Por obra del cambio político fueron catapultados a la zona de la insignificancia. Su peso social se volatilizó en un lapso breve: el presidente dejó de recibirlos en Los Pinos, (porque ahora vive en Palacio Nacional); la secretaria no les toma la llamada; el director no tiene tiempo para recibirlos; el funcionario no responde el whatsapp.
La élite a la que pertenecían fue sustituida por otra élite que desconfía de ellos, que cuestiona sus modos de relación, que cambió los códigos de vestimenta, que viaja en carruajes más modestos, (o de plano anda a pie), que notoriamente ostenta mayor diversidad en el tono de la piel, el origen social y la geografía del país.
Relevante viene del vocablo latino “relevantis” y quiere decir levantarse o elevarse por encima del resto. Son bastantes individuos quienes este año resintieron la tragedia que implica reptar bajo —igualarse en altura con tantos otros que antes miraban con desdén.
Estas suelen ser las personas más enojadas. Son las que despotrican todos los días, descalifican, ningunean y con frecuencia profetizan la peor de las catástrofes.
Muy probablemente su enojo con el nuevo régimen sea, en talla, inversamente proporcional a la percepción de irrelevancia que tan angustiados les tiene.
Sin embargo, una nota discordante con esta narrativa la impone el hecho de que no todos los relevantes de antes hayan caído ahora en desgracia. De hecho, conforme el año fue avanzando, cientos de los previamente relevantes recibieron el saludo generoso del nuevo régimen.
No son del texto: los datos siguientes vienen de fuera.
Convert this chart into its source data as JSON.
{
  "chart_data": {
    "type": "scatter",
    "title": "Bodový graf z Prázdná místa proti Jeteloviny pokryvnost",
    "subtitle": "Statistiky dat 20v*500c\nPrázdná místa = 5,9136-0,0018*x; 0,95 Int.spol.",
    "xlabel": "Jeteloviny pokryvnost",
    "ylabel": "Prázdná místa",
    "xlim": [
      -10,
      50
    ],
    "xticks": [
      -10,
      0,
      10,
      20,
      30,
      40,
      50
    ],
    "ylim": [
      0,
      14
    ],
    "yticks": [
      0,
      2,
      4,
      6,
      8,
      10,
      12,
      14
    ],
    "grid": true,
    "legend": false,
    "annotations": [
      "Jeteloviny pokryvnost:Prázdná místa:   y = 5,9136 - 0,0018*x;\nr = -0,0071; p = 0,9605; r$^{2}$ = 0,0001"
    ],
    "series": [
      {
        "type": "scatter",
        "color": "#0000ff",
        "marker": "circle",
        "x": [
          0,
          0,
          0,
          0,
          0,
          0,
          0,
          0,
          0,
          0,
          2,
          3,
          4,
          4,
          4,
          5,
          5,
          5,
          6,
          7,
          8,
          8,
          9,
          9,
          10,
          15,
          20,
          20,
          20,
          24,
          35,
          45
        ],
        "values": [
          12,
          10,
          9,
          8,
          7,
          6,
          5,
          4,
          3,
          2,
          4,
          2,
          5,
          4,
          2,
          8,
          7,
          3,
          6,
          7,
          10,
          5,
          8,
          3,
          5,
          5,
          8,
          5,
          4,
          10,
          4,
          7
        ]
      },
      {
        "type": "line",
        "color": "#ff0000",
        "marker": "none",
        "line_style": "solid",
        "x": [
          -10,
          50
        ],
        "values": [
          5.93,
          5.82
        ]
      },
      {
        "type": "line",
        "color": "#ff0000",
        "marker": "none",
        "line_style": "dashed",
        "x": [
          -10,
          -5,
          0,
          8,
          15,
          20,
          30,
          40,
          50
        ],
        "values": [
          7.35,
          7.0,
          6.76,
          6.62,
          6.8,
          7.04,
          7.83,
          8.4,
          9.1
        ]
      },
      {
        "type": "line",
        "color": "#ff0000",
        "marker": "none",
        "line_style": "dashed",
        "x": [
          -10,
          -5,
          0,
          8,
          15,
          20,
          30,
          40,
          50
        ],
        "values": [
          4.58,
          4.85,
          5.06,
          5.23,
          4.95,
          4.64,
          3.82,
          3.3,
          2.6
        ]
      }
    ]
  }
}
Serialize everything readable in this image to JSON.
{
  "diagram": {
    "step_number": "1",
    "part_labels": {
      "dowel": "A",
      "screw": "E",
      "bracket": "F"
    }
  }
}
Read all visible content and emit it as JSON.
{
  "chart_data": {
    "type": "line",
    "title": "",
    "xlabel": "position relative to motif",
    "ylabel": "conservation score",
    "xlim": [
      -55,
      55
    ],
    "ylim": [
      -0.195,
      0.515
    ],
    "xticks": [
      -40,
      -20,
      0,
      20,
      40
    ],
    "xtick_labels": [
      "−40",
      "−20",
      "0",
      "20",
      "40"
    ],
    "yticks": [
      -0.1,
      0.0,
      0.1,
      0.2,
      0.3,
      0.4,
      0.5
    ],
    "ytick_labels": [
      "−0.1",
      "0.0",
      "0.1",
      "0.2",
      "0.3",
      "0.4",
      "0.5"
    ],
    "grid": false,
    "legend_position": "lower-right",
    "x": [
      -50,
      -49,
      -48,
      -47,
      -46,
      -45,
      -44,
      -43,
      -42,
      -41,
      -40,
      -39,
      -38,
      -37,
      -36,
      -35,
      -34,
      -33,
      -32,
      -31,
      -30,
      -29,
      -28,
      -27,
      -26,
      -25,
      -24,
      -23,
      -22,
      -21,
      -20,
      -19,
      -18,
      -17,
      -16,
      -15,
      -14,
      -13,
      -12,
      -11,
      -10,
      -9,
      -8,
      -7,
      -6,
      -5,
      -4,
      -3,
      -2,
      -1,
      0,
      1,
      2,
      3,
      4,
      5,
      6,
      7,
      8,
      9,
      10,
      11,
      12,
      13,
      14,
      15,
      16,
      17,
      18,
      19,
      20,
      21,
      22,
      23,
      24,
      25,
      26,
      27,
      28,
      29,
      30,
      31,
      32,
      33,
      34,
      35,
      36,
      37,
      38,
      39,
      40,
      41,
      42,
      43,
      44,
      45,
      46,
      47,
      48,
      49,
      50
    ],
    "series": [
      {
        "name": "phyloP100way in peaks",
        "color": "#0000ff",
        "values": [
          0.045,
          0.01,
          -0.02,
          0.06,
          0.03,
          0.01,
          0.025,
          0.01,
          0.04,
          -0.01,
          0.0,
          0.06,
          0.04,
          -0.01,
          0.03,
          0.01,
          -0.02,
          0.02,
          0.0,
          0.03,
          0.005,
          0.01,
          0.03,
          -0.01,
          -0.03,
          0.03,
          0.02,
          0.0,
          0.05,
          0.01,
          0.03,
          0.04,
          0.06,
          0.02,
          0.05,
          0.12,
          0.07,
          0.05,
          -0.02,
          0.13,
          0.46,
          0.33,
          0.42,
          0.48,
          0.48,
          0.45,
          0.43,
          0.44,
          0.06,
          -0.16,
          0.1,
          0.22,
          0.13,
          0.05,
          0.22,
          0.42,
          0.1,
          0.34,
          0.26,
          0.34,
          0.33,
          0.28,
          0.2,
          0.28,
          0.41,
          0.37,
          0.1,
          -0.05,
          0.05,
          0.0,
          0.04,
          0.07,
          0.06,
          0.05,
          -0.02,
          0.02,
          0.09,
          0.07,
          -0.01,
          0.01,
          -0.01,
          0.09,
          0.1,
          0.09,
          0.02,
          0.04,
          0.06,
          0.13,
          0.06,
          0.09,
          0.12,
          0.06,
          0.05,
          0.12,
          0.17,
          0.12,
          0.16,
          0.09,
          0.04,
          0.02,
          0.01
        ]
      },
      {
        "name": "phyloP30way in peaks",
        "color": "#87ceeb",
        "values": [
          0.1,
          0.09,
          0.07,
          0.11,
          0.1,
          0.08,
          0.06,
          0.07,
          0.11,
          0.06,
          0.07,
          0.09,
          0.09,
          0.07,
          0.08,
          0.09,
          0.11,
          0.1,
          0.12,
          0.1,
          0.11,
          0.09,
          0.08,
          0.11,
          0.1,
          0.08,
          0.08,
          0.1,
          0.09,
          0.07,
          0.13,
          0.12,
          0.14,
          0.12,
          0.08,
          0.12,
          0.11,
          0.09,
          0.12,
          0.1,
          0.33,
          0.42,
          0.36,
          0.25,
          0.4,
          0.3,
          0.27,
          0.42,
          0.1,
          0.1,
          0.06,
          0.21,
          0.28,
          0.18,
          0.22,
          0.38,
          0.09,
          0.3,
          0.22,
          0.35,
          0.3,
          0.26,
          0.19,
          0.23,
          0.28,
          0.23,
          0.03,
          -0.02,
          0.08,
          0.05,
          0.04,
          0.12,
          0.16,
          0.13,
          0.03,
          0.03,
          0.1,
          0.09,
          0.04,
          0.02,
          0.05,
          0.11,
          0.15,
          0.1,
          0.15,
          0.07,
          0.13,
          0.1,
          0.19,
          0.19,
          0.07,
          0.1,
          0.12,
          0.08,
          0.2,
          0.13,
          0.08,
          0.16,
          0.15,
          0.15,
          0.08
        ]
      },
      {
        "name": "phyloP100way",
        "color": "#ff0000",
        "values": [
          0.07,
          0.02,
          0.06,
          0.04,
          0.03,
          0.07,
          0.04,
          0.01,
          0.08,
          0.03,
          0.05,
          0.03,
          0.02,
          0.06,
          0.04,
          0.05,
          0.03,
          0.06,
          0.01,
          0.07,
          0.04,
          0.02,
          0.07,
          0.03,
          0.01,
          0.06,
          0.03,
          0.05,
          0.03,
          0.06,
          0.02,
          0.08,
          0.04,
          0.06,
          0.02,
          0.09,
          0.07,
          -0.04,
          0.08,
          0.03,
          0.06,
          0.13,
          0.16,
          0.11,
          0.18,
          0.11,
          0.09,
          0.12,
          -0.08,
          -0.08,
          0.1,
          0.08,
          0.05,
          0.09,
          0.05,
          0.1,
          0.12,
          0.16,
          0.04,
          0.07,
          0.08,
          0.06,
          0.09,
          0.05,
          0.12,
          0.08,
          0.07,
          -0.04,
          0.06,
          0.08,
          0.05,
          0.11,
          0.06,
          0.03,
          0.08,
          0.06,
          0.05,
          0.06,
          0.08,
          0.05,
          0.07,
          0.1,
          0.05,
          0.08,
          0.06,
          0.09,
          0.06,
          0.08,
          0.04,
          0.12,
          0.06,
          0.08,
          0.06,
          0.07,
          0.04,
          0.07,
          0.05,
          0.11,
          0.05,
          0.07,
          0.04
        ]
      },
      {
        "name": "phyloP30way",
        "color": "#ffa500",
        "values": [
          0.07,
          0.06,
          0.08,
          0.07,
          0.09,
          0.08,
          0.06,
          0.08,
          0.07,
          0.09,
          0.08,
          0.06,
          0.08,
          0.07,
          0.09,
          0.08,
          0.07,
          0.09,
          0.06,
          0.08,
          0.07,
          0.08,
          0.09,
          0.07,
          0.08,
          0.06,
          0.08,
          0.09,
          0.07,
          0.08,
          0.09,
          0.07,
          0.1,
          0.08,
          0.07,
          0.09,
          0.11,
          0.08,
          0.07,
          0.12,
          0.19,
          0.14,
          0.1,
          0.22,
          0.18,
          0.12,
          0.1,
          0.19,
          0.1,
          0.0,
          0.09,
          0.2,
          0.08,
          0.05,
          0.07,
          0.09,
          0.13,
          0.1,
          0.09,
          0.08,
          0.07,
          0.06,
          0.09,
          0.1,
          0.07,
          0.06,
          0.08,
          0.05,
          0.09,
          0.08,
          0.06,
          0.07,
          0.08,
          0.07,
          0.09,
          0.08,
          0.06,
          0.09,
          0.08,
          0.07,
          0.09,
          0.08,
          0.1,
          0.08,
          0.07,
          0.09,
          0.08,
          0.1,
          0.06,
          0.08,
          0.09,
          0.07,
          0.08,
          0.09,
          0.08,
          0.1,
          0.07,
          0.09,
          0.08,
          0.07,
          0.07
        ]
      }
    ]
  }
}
Supieron adaptarse, pues.
ZOOM:
Nuestro país sigue siendo uno donde la igualación está lejos de resolverse. En esta geografía social tan asimétrica unos pueden subir y otros descender, mientras todos hacemos un esfuerzo tan ridículo como exagerado para levantar lo más arriba la cabeza. Han cambiado quizá los modos, pero no el tamaño de los escalones.